Let $T:V\rightarrow V$ be a a linear operator; then I need to find Jordan canonical form of each of the following cases:

1. $T^2=T$.
2. $T^2=1$;
3. $T^2=0$.

For the first and second case I know the eigenvalue are distinct so they are diagonalizable, but the eigenvalues for third one are not distinct so I am not sure. How this information will help us finding the Jordan canonical form of each operator?

Thanks for the help.

Answer 1

Hint For case (3), an eigenvector $\bf v$ of $T$, say, of eigenvalue $\lambda$ satisfies $$0 = T^2 {\bf v} = T(T {\bf v}) = T(\lambda {\bf v}) = \lambda T {\bf v} = \lambda (\lambda {\bf v}) = \lambda^2 {\bf v},$$ so $\lambda = 0$. So, the only eigenvalue of $T$ is zero.

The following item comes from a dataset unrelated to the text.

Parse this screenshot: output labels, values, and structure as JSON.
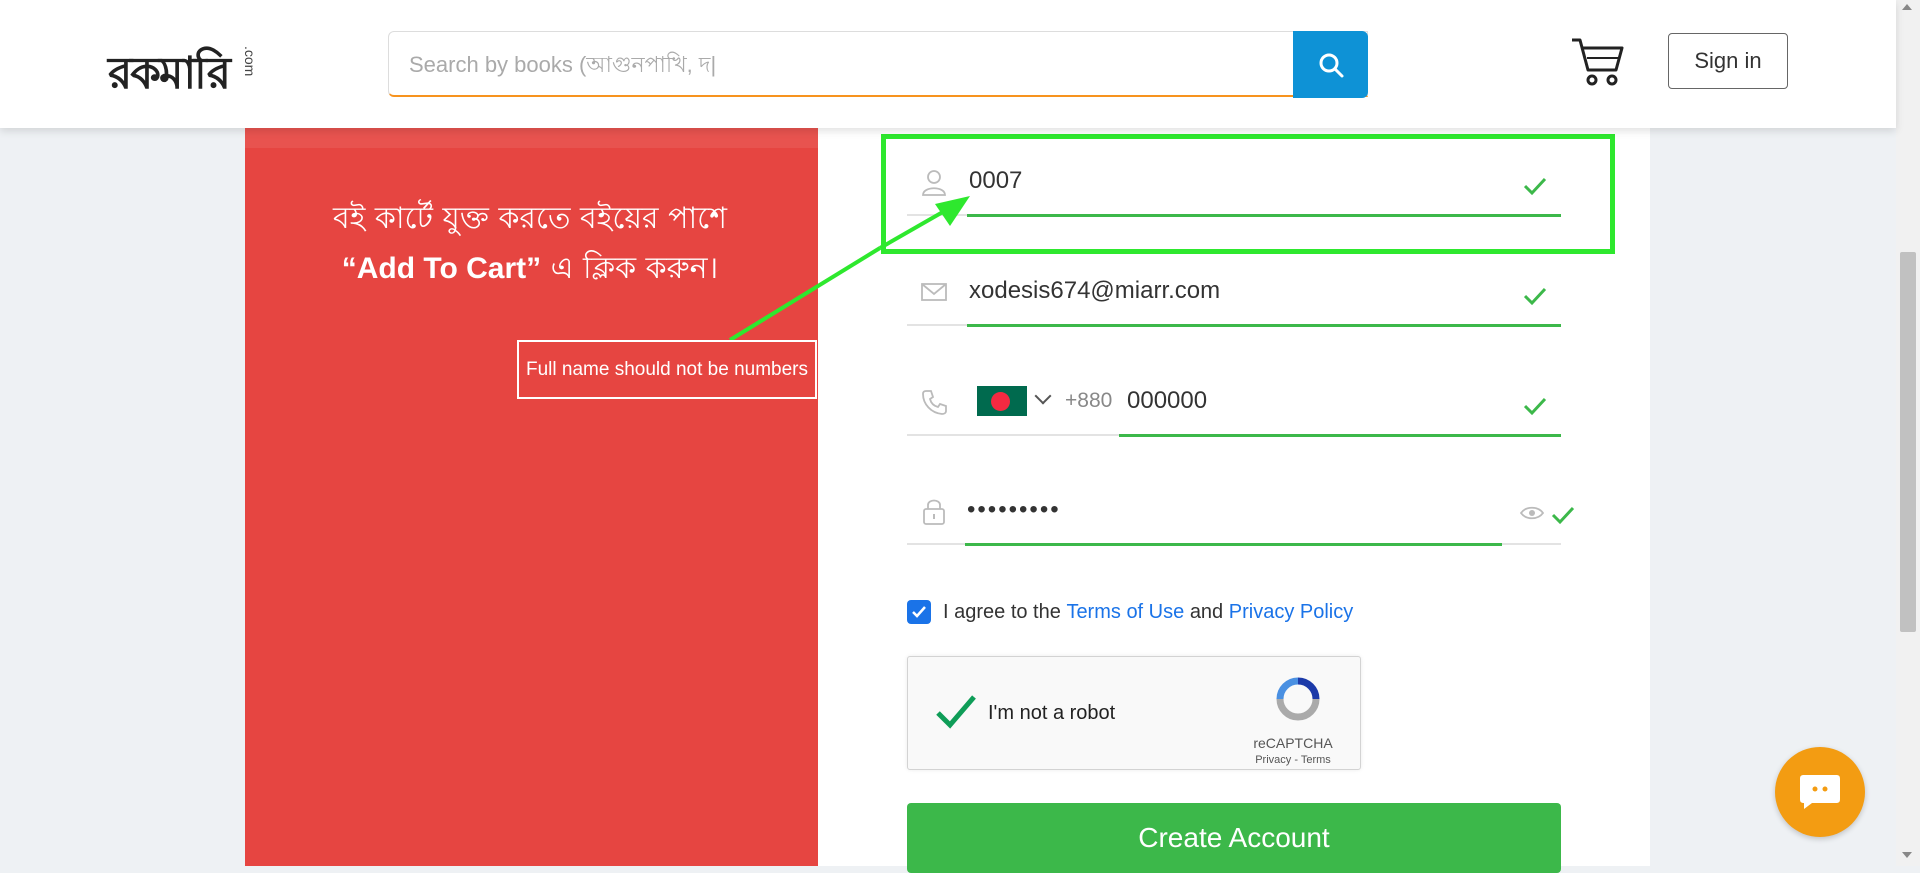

Thus, the Jordan canonical form of $T$ is a direct sum $\bigoplus J_{k_a}(0)$ of Jordan blocks of eigenvalue zero. Since $T^2 = 0$, we must have $0 = \left(\bigoplus J_{k_a}(0)\right)^2 = \bigoplus \left(J_{k_a}(0)^2\right)$ and so each Jordan block $J_{k_a}(0)$ must satisfy $$J_{k_a}(0)^2 = 0.$$ But this is only true for Jordan blocks of size $k_a \leq 2$, so the Jordan canonical form of $T$ is a direct sum of blocks $$J_1(0) = \pmatrix{0} \qquad \textrm{and} \qquad J_2(0) = \pmatrix{0&1\\0&0} .$$ On the other hand, any such direct sum has square $0$, so these direct sums are precisely the Jordan canonical forms of linear transformations $T$ satisfying $T^2 = 0$.